The Education Department’s (DoE) Civil Rights Division has launched investigations in five states to determine whether policies prohibiting mask mandates in schools are discriminatory.
The DoE’s Office of Civil Rights sent letters to school officials in Iowa, Oklahoma, South Carolina, Tennessee, and Utah notifying them of the investigations into whether the policies against mask mandates prevent students with disabilities from “safely returning to in-person education, in violation of Federal law.”
Florida, Texas, Arkansas, and Arizona have similar bans against mask mandates, but they’re not being investigated because “those states’ bans on universal indoor masking are not currently being enforced as a result of court orders or other state actions,” the agency said in a statement.

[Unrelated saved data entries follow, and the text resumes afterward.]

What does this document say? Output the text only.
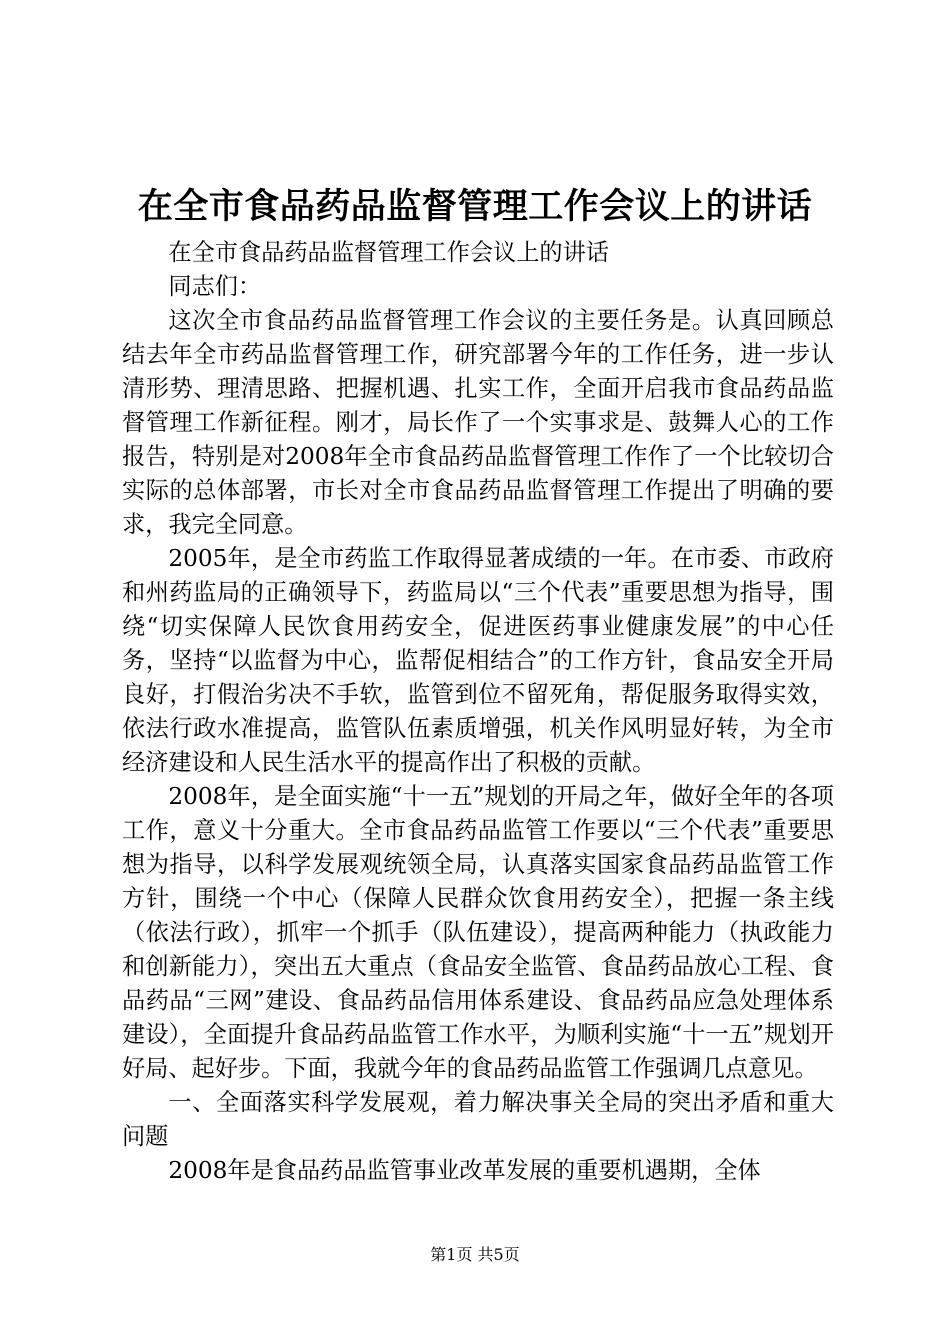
在全市食品药品监督管理工作会议上的讲话

在全市食品药品监督管理工作会议上的讲话

同志们：

这次全市食品药品监督管理工作会议的主要任务是。认真回顾总结去年全市药品监督管理工作，研究部署今年的工作任务，进一步认清形势、理清思路、把握机遇、扎实工作，全面开启我市食品药品监督管理工作新征程。刚才，局长作了一个实事求是、鼓舞人心的工作报告，特别是对2008年全市食品药品监督管理工作作了一个比较切合实际的总体部署，市长对全市食品药品监督管理工作提出了明确的要求，我完全同意。

2005年，是全市药监工作取得显著成绩的一年。在市委、市政府和州药监局的正确领导下，药监局以“三个代表”重要思想为指导，围绕“切实保障人民饮食用药安全，促进医药事业健康发展”的中心任务，坚持“以监督为中心，监帮促相结合”的工作方针，食品安全开局良好，打假治劣决不手软，监管到位不留死角，帮促服务取得实效，依法行政水准提高，监管队伍素质增强，机关作风明显好转，为全市经济建设和人民生活水平的提高作出了积极的贡献。

2008年，是全面实施“十一五”规划的开局之年，做好全年的各项工作，意义十分重大。全市食品药品监管工作要以“三个代表”重要思想为指导，以科学发展观统领全局，认真落实国家食品药品监管工作方针，围绕一个中心（保障人民群众饮食用药安全），把握一条主线（依法行政），抓牢一个抓手（队伍建设），提高两种能力（执政能力和创新能力），突出五大重点（食品安全监管、食品药品放心工程、食品药品“三网”建设、食品药品信用体系建设、食品药品应急处理体系建设），全面提升食品药品监管工作水平，为顺利实施“十一五”规划开好局、起好步。下面，我就今年的食品药品监管工作强调几点意见。

一、全面落实科学发展观，着力解决事关全局的突出矛盾和重大问题

2008年是食品药品监管事业改革发展的重要机遇期，全体

第1页 共5页
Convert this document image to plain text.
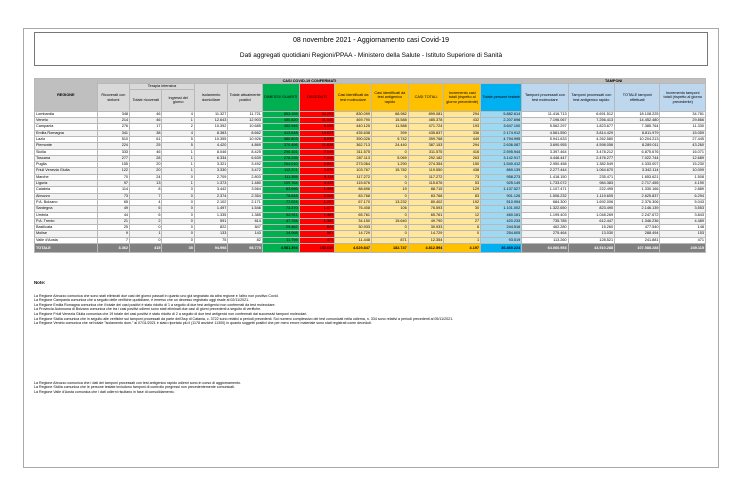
08 novembre 2021 - Aggiornamento casi Covid-19
Dati aggregati quotidiani Regioni/PPAA - Ministero della Salute - Istituto Superiore di Sanità
REGIONE	CASI COVID-19 CONFERMATI												TAMPONI			
	Ricoverati con sintomi	Terapia intensiva		Isolamento domiciliare	Totale attualmente positivi	DIMESSI/ GUARITI	DECEDUTI	Casi identificati da test molecolare	Casi identificati da test antigenico rapido	CASI TOTALI	Incremento casi totali (rispetto al giorno precedente)	Totale persone testate	Tamponi processati con test molecolare	Tamponi processati con test antigenico rapido	TOTALE tamponi effettuati	Incremento tamponi totali (rispetto al giorno precedente)
		Totale ricoverati	Ingressi del giorno													
Lombardia	348	46	4	11.327	11.721	853.159	34.203	830.099	68.982	899.081	294	5.882.614	11.416.713	6.691.512	18.108.225	34.781
Veneto	214	46	1	12.643	12.903	480.820	11.840	469.790	15.588	485.378	432	2.207.698	7.196.067	7.256.413	14.452.480	29.866
Campania	276	17	2	10.392	10.685	452.946	8.093	440.125	11.588	471.724	193	3.647.100	5.562.297	1.823.677	7.385.764	11.330
Emilia Romagna	341	38	4	8.383	8.662	413.548	13.627	435.638	399	435.837	336	2.174.912	4.561.550	3.814.429	8.811.979	15.059
Lazio	510	61	5	10.355	10.926	380.803	8.839	390.026	9.742	399.768	449	4.794.995	5.941.633	4.262.580	10.204.213	27.445
Piemonte	224	25	5	4.420	4.869	370.456	11.828	362.713	24.440	387.153	294	2.636.087	3.690.955	4.598.056	8.289.011	43.260
Sicilia	333	46	1	8.046	8.425	296.101	7.049	311.575	0	311.575	416	2.595.944	3.397.464	3.478.212	6.875.676	16.071
Toscana	277	28	1	6.334	6.639	278.235	7.308	287.113	5.069	292.182	263	3.142.917	4.446.447	2.476.277	7.022.744	12.689
Puglia	155	20	1	3.321	3.492	264.010	6.852	273.064	1.290	274.354	150	1.540.412	2.950.458	1.382.549	4.333.007	15.230
Friuli Venezia Giulia	122	20	1	3.330	3.472	112.201	3.876	103.767	15.782	119.550	438	869.139	2.277.444	1.064.670	3.342.114	10.009
Marche	70	24	0	2.709	2.803	111.355	3.114	117.272	0	117.272	73	958.273	1.418.150	235.471	1.653.621	1.508
Liguria	97	13	1	1.373	1.480	109.764	4.432	115.676	0	115.676	53	925.149	1.733.072	984.383	2.717.455	4.190
Calabria	114	8	0	3.442	3.564	83.696	1.455	88.696	19	88.715	129	1.137.527	1.107.471	222.495	1.330.166	2.889
Abruzzo	73	7	0	2.374	2.354	78.848	2.566	83.768	0	83.768	83	901.126	1.506.232	1.119.605	2.625.837	6.294
P.A. Bolzano	65	4	0	2.102	2.171	77.024	1.207	67.170	13.232	80.402	192	510.994	684.300	1.692.006	2.376.306	5.043
Sardegna	49	6	0	1.497	1.546	73.370	1.677	76.408	106	76.593	30	1.101.002	1.322.650	823.490	2.146.139	3.553
Umbria	44	6	0	1.335	1.385	62.911	1.469	65.761	0	65.761	12	460.161	1.199.403	1.048.269	2.247.672	3.843
P.A. Trento	21	2	0	591	614	47.794	1.382	34.150	15.640	49.790	27	420.233	735.785	612.447	1.346.236	4.489
Basilicata	25	0	0	822	847	29.462	624	30.933	0	30.933	6	244.516	462.280	15.260	477.540	148
Molise	9	1	0	133	143	14.068	501	14.729	0	14.729	0	254.605	275.464	13.030	288.494	153
Valle d'Aosta	7	0	0	75	82	11.799	474	11.448	871	12.354	1	93.519	113.260	128.521	241.881	471
TOTALE	3.362	415	35	94.998	98.775	4.581.394	132.619	4.629.847	182.747	4.812.594	4.197	36.469.224	64.060.953	43.510.288	107.588.288	249.115
Note:

La Regione Abruzzo comunica che sono stati eliminati due casi del giorno passati in quanto uno già segnalato da altra regione e l'altro non positivo Covid.

La Regione Campania comunica che a seguito delle verifiche quotidiane, è emerso che un decesso registrato oggi risale al 02/11/2021.

La Regione Emilia Romagna comunica che il totale dei casi positivi è stato ridotto di 1 a seguito di due test antigenici non confermati da test molecolare.

La Provincia Autonoma di Bolzano comunica che tra i casi positivi odierni sono stati eliminati due casi di giorni precedenti a seguito di verifiche.

La Regione Friuli Venezia Giulia comunica che 19 totale dei casi positivi è stato ridotto di 2 a seguito di due test antigenici non confermati dal successivi tamponi molecolari.

La Regione Sicilia comunica che in seguito alle verifiche sui tamponi processati da parte dell'Asp di Catania, c. 3722 sono relativi a periodi precedenti. Sui numero complessivo dei test comunicati nella odierna, n. 334 sono relativi a periodi precedenti al 05/11/2021.

La Regione Veneto comunica che nel totale "isolamento dom." al 07/11/2021 è stato riportato più il (1178 anziché 11300) in quanto soggetti positivi che per mero errore materiale sono stati registrati come deceduti.

La Regione Abruzzo comunica che i dati dei tamponi processati con test antigenico rapido odierni sono in corso di aggiornamento.

La Regione Sicilia comunica che le persone testate includono tamponi di controllo pregressi non precedentemente comunicati.

La Regione Valle d'Aosta comunica che i dati odierni risultano in fase di consolidamento.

The investigations will explore each state’s compliance with section 504 of the Rehabilitation Act of 1973, which protects students with disabilities from being discriminated against
based on their disability. They’ll also investigate whether the mask mandate bans violate Title II of the Americans with Disabilities Act of 1990, which prohibits disability discrimination by public agencies including public school systems.“The Department has heard from parents from across the country–particularly parents of students with disabilities and with underlying medical conditions–about how state bans on universal indoor masking are putting their children at risk and preventing them from accessing in-person learning equally,” U.S. Secretary of Education Miguel Cardona
said. “It’s simply unacceptable that state leaders are putting politics over the health and education of the students they took an oath to serve. The Department will fight to protect every student’s right to access in-person learning safely and the rights of local educators to put in place policies that allow all students to return to the classroom full-time in-person safely this fall.”Students across the country were forced into virtual learning last year due to the coronavirus pandemic. The situation left millions of students, many of whom were already behind, even further behind. This year schools are getting ready for a return to in-person learning but with the Delta Variant leading to a rise in cases and deaths across the country, no one knows how long it will last.